Rewriting history? South Korea unveils controversial state history textbooks
South Korea’s government on Tuesday unveiled the final version of state-issued school history textbooks despite criticism that they are a throwback to the country’s authoritarian past.
The education ministry published middle and high school history textbooks even as parliament is moving to ban their use. Legislators say they glorify the dictatorship of Park Chung-hee, late father of impeached President Park Geun-hye.
Park Chung-Hee ruled the country for 18 years until his assassination in 1979.
“We need to establish a historical perception that will encourage positive views about our own history,” vice education minister Lee Young told reporters at the announcement.
But critics argue the new textbooks exaggerate Park Chung-hee’s role in industrialising the country, while glossing over his human rights abuses.
“As a result of government efforts to boost exports, export volume jumped 40 per cent every year,” an online copy of the new high school textbook said about the Park era.
History remains a bitter ideological battleground in South Korea, which achieved democracy only in 1987.

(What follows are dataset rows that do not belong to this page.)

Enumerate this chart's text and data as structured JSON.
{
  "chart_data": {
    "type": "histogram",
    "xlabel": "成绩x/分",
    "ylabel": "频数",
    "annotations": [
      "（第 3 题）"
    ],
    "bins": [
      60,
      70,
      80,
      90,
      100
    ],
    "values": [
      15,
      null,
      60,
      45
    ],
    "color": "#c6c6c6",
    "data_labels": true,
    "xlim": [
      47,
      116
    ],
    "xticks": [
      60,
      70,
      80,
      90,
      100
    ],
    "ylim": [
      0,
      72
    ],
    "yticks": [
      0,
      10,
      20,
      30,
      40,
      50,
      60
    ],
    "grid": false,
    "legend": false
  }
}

Conservative critics argue that current texts are too left-leaning and warp students’ minds with allegedly leftist-leaning ideological bias.

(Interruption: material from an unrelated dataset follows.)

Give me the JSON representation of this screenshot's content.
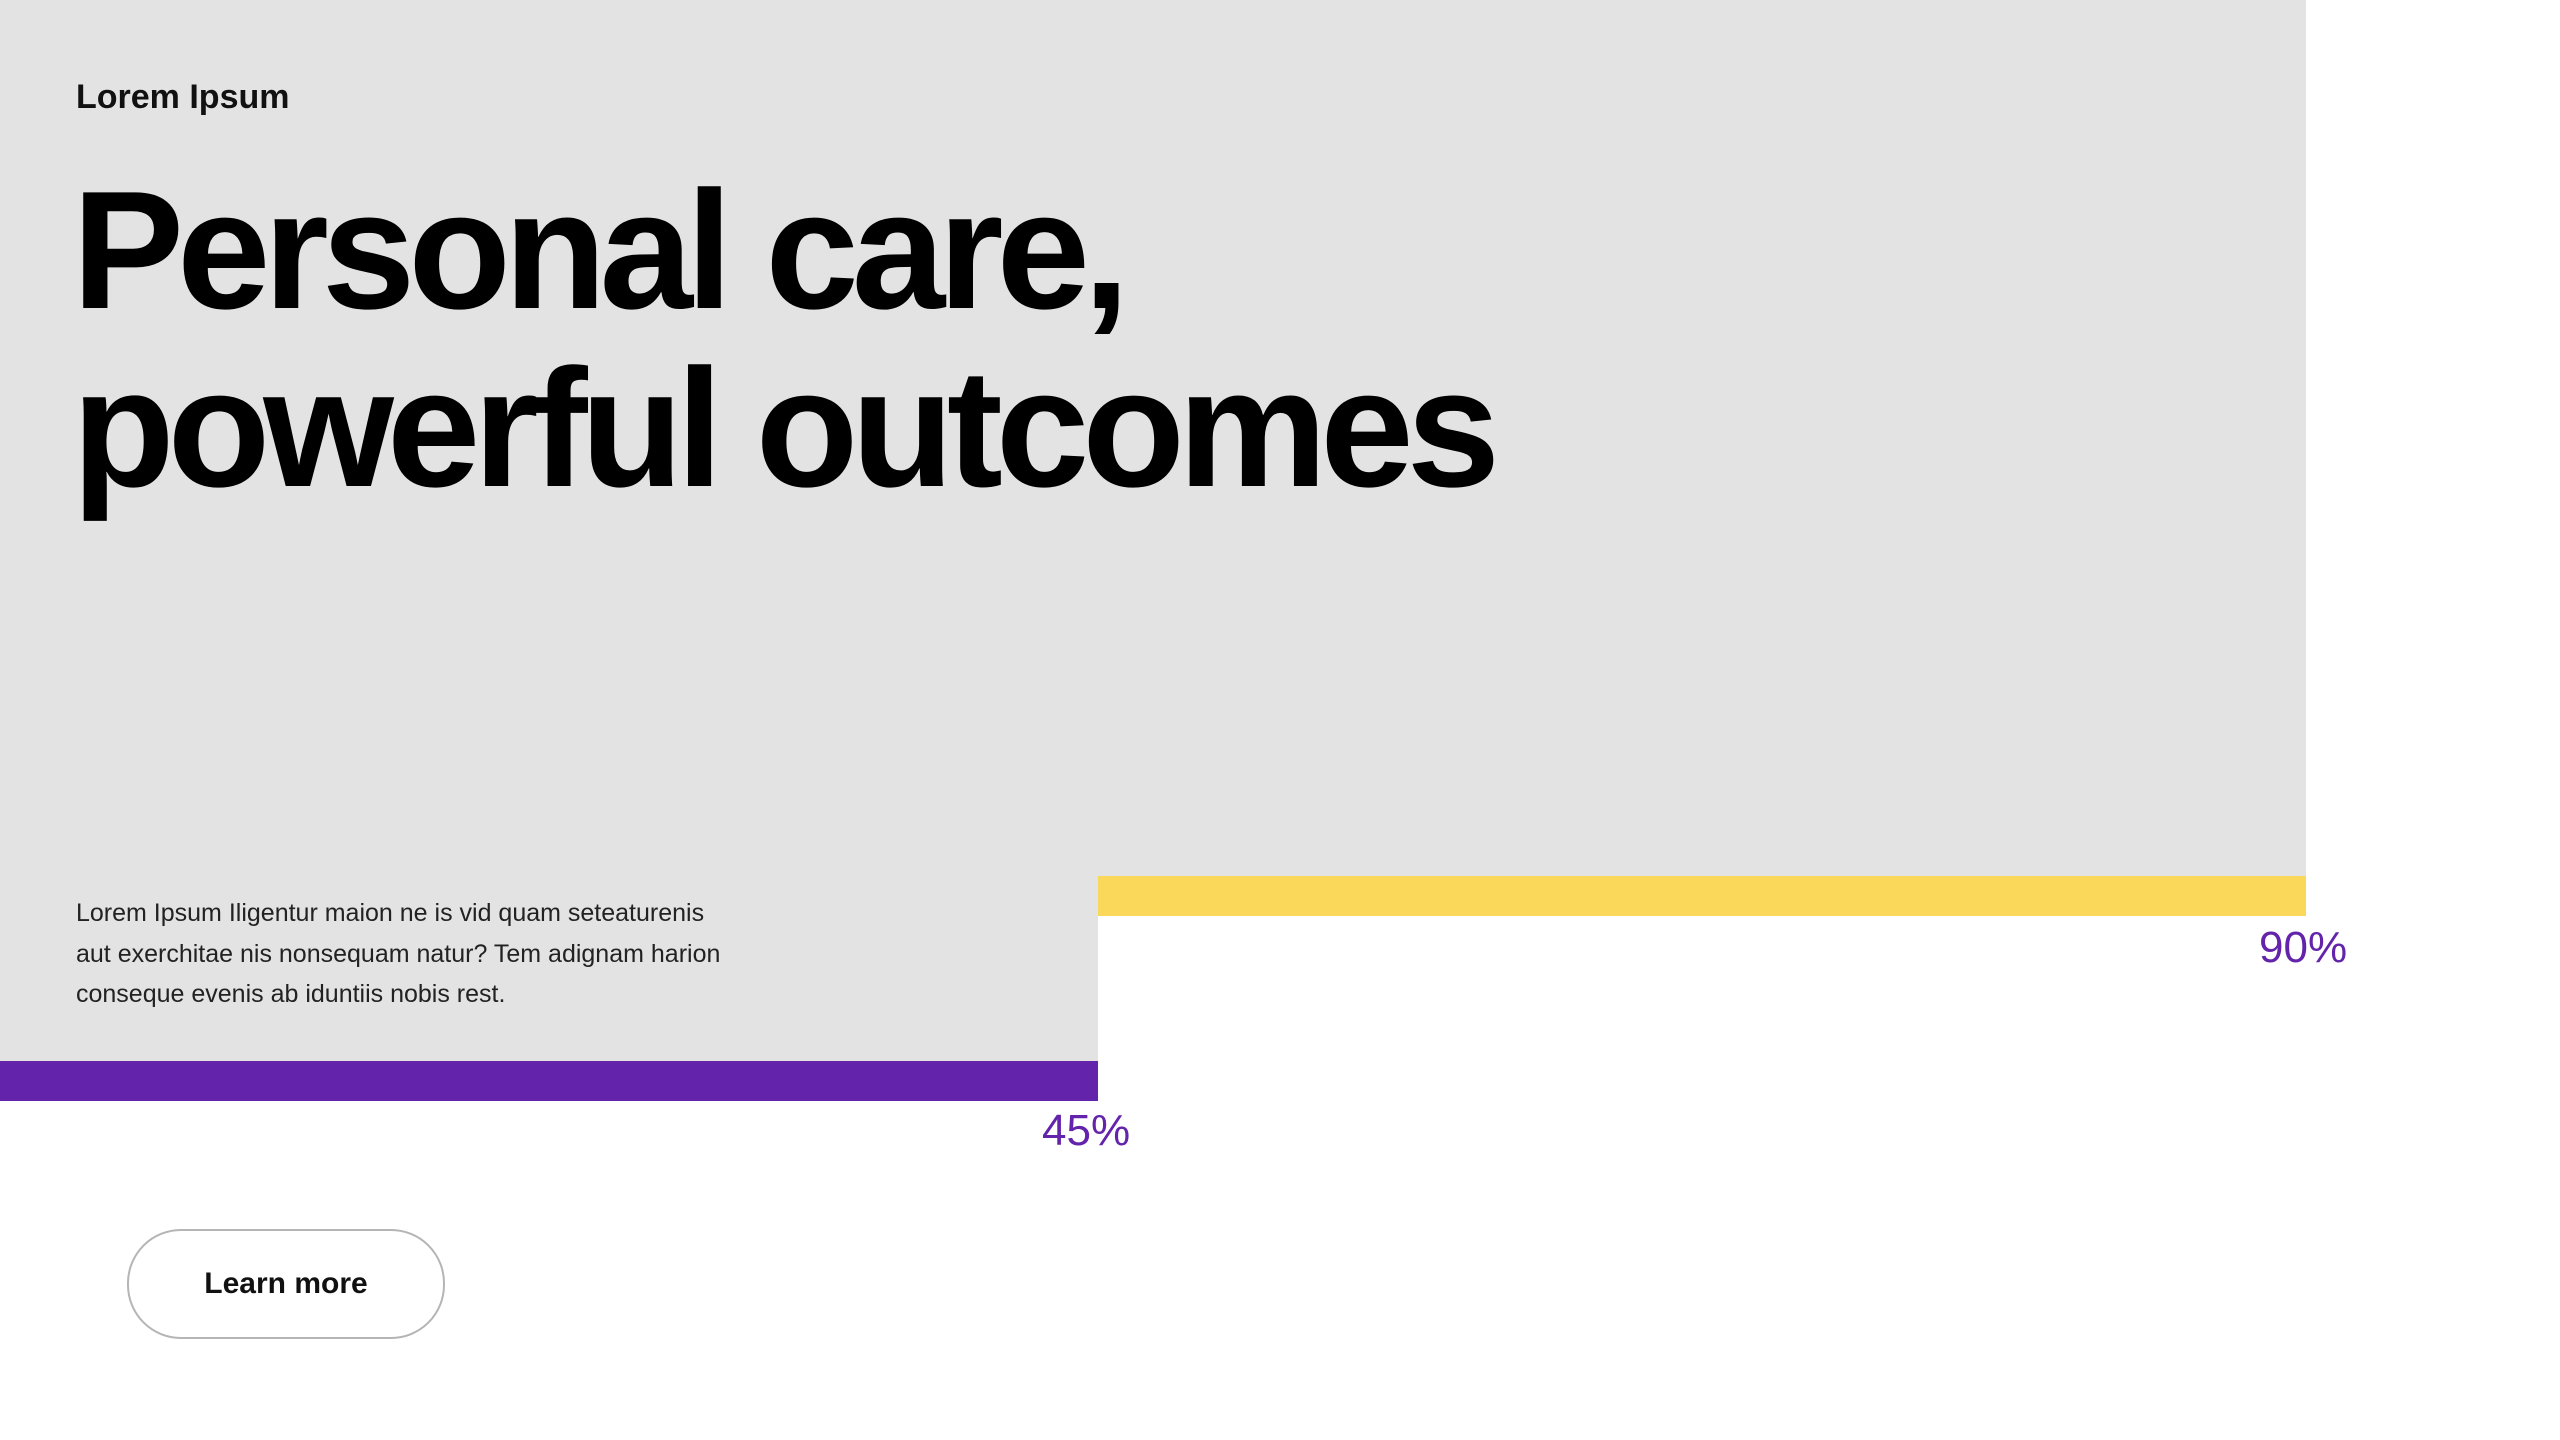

They say the existing books belittle achievements under the South’s former authoritarian rulers, including the country’s rapid industrialisation after the Korean war, while barely touching on the North’s human rights abuses.
The government initially planned to impose the state-authored history textbooks this year for exclusive use. But in the face of waves of protests from historians, teachers and other critics, it announced in December that it would let schools choose between them and approved texts from commercial publishers.
Opposition lawmakers from parliament’s education committee – who are mulling a move to outlaw the new books – slammed their final versions, calling them “Park Chung-hee textbooks”.
The state textbooks must be scrapped immediately, they told a press conference following the government unveiling.